As I sit here in our air conditioned hotel room, writing and sharing my story, I must consider the fact that there are some, however, who didn't make it. Arkansas, Oklahoma, and Texas were all hit hard. There are a few confirmed deaths, many injured, homes and businesses destroyed and thousands without power. Our friends had originally planned on bringing their camper and staying at the ballpark where they were set up. Thankfully, although frustrating in the moment, something had happened and they were unable to bring the camper so they ended up staying in the hotel next to us. We received an early morning text from our friends that said the ball tournament had been canceled and that their ballpark had been leveled during the storms. When they tried to return to the field this morning to see if they would be able to salvage any equipment, they found that the damage in the area was so severe that they couldn't even make it to the park. Had they been able to bring their camper, they might not be here today.

Friends, family, everyone else, you are not guaranteed tomorrow. You are not guaranteed the next 30 seconds. We all have struggles we face. We all go through disagreements and perhaps say or do things we are not proud of. Not one of us are perfect. We should all show humility at times, ask for forgiveness and take responsibility for our mistakes. Also, we should all learn to show love, grace, and forgiveness to the people in our lives.

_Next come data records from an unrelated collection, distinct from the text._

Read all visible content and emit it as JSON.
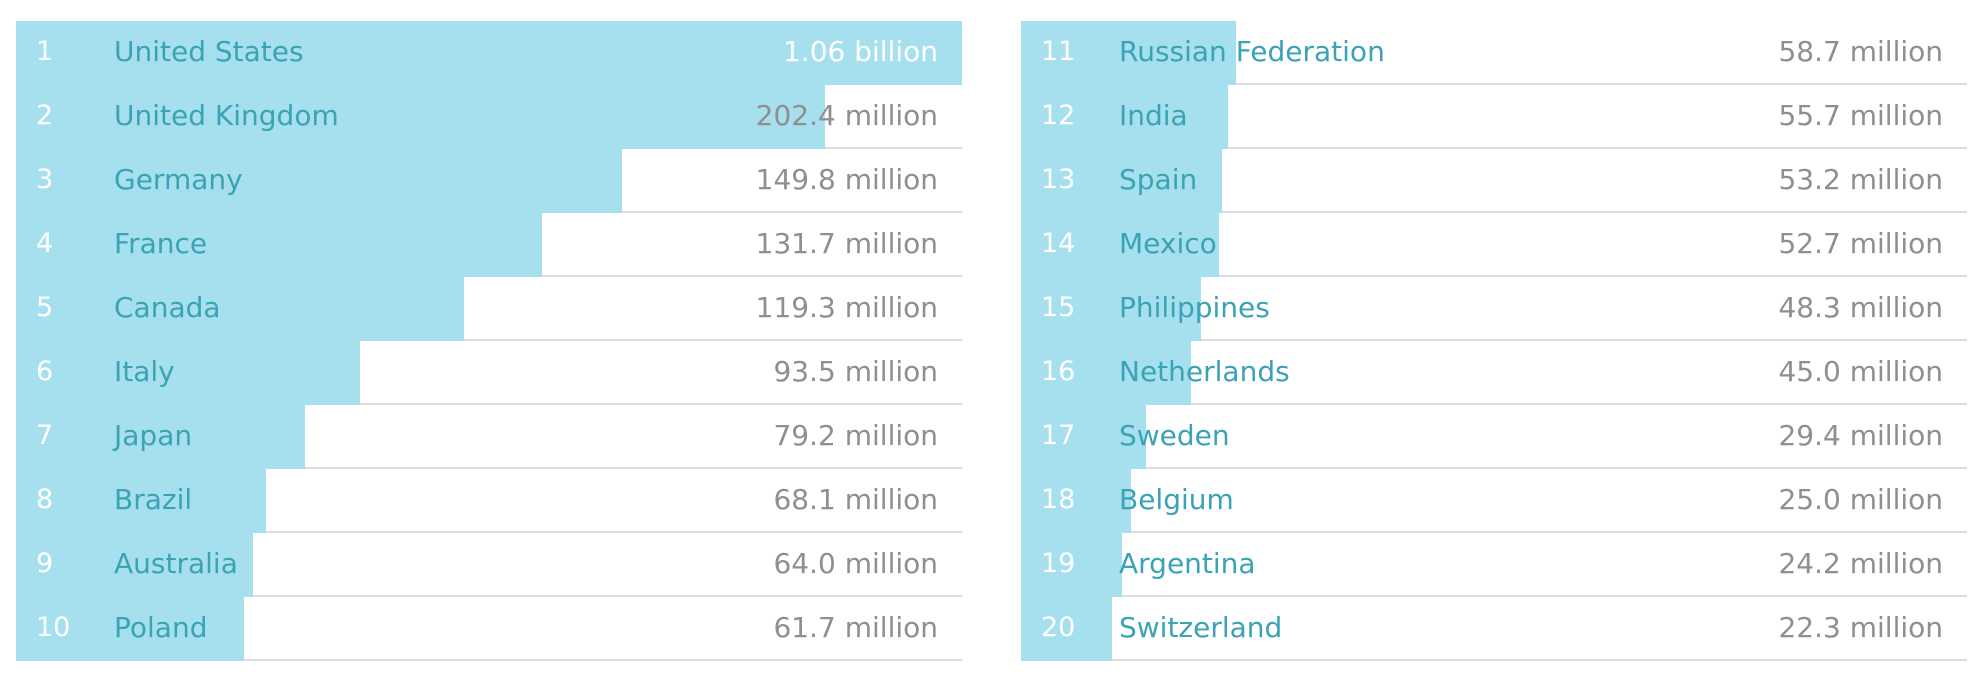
{
  "chart_data": {
    "type": "bar",
    "colors": {
      "bar": "#a6e0ee",
      "name_text": "#3aa3b5",
      "value_text": "#8f8f8f",
      "rank_text": "#ffffff",
      "divider": "#dcdde3"
    },
    "max_value": 1060,
    "unit_scale": "million",
    "panels": [
      {
        "rows": [
          {
            "rank": "1",
            "name": "United States",
            "label": "1.06 billion",
            "value": 1060
          },
          {
            "rank": "2",
            "name": "United Kingdom",
            "label": "202.4 million",
            "value": 202.4
          },
          {
            "rank": "3",
            "name": "Germany",
            "label": "149.8 million",
            "value": 149.8
          },
          {
            "rank": "4",
            "name": "France",
            "label": "131.7 million",
            "value": 131.7
          },
          {
            "rank": "5",
            "name": "Canada",
            "label": "119.3 million",
            "value": 119.3
          },
          {
            "rank": "6",
            "name": "Italy",
            "label": "93.5 million",
            "value": 93.5
          },
          {
            "rank": "7",
            "name": "Japan",
            "label": "79.2 million",
            "value": 79.2
          },
          {
            "rank": "8",
            "name": "Brazil",
            "label": "68.1 million",
            "value": 68.1
          },
          {
            "rank": "9",
            "name": "Australia",
            "label": "64.0 million",
            "value": 64.0
          },
          {
            "rank": "10",
            "name": "Poland",
            "label": "61.7 million",
            "value": 61.7
          }
        ]
      },
      {
        "rows": [
          {
            "rank": "11",
            "name": "Russian Federation",
            "label": "58.7 million",
            "value": 58.7
          },
          {
            "rank": "12",
            "name": "India",
            "label": "55.7 million",
            "value": 55.7
          },
          {
            "rank": "13",
            "name": "Spain",
            "label": "53.2 million",
            "value": 53.2
          },
          {
            "rank": "14",
            "name": "Mexico",
            "label": "52.7 million",
            "value": 52.7
          },
          {
            "rank": "15",
            "name": "Philippines",
            "label": "48.3 million",
            "value": 48.3
          },
          {
            "rank": "16",
            "name": "Netherlands",
            "label": "45.0 million",
            "value": 45.0
          },
          {
            "rank": "17",
            "name": "Sweden",
            "label": "29.4 million",
            "value": 29.4
          },
          {
            "rank": "18",
            "name": "Belgium",
            "label": "25.0 million",
            "value": 25.0
          },
          {
            "rank": "19",
            "name": "Argentina",
            "label": "24.2 million",
            "value": 24.2
          },
          {
            "rank": "20",
            "name": "Switzerland",
            "label": "22.3 million",
            "value": 22.3
          }
        ]
      }
    ]
  }
}
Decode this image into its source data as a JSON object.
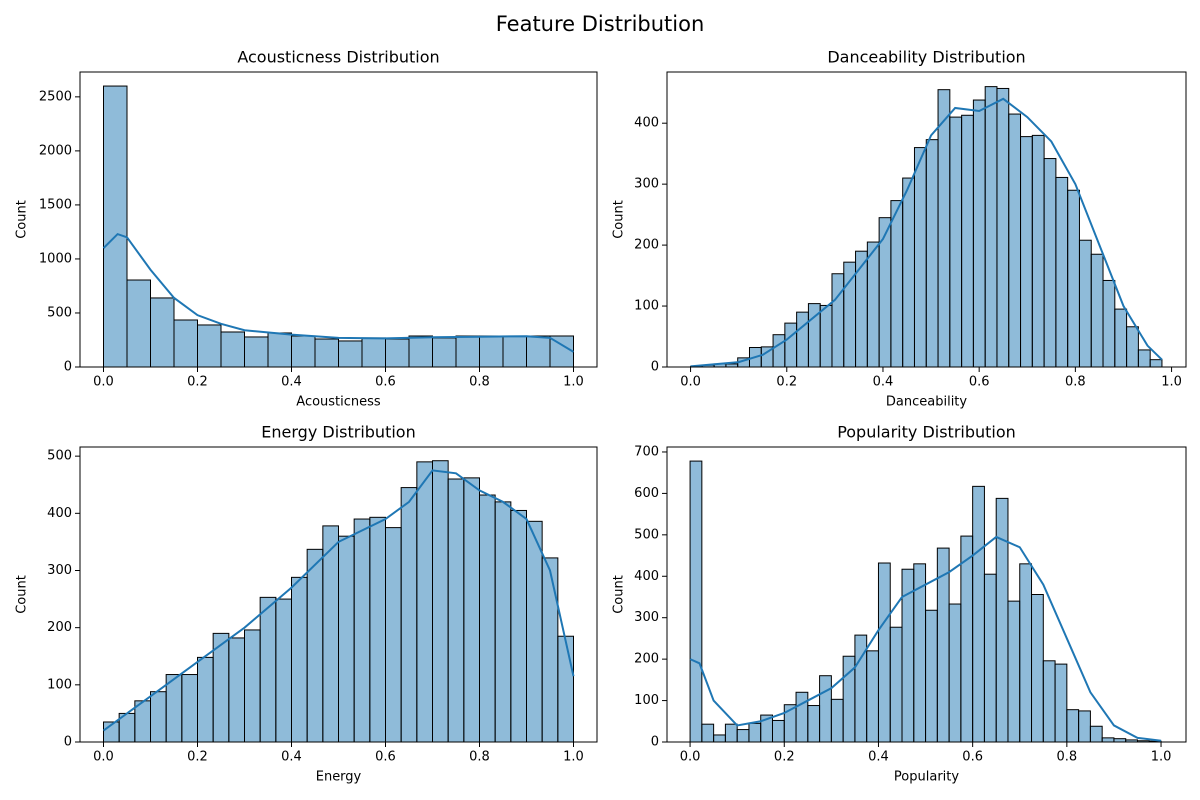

Unfortunately, we live in a broken world full of broken and hurting people. Often, hurt people, hurt people, and it sucks. It can be easy for us to hold onto those hurts, especially the ones that are caused by those who are closest to us. Families are torn apart. Kids rebel and lash out at their parents. Parents abandon their children. Grandchildren are denied relationships with grandparents. Friendships are diminished. Hope is lost. Faith is forgotten. People become numb and grow cold. Thus, the vicious cycle of destruction continues.

What if tomorrow never comes? What if this moment is your last, or someone else's for that matter? What if you never see your best friend, child, spouse, or parent again? Would you have regrets concerning any of your relationships?

I encourage you, if given the opportunity to mend a broken relationship in your life, take it. Love unconditionally. Ask for forgiveness. Forgive others. Embrace a spirit of mercy and grace. Pray. Remember, you cannot control how the other person will act or respond in any given situation. How they treat you in your attempt to mend the relationship may not feel good. They may lash out, make assumptions, or refuse to accept that anything can or will be different. That's okay as long as you are doing what is good, right, pure, and true. Just because it doesn't feel good doesn't mean it isn't good. Pray, do your best and trust God with the rest. Know that if this is your last moment, you'll go with a peace in your heart knowing you loved, apologized, forgave, encouraged, or whatever else is needed, without regret.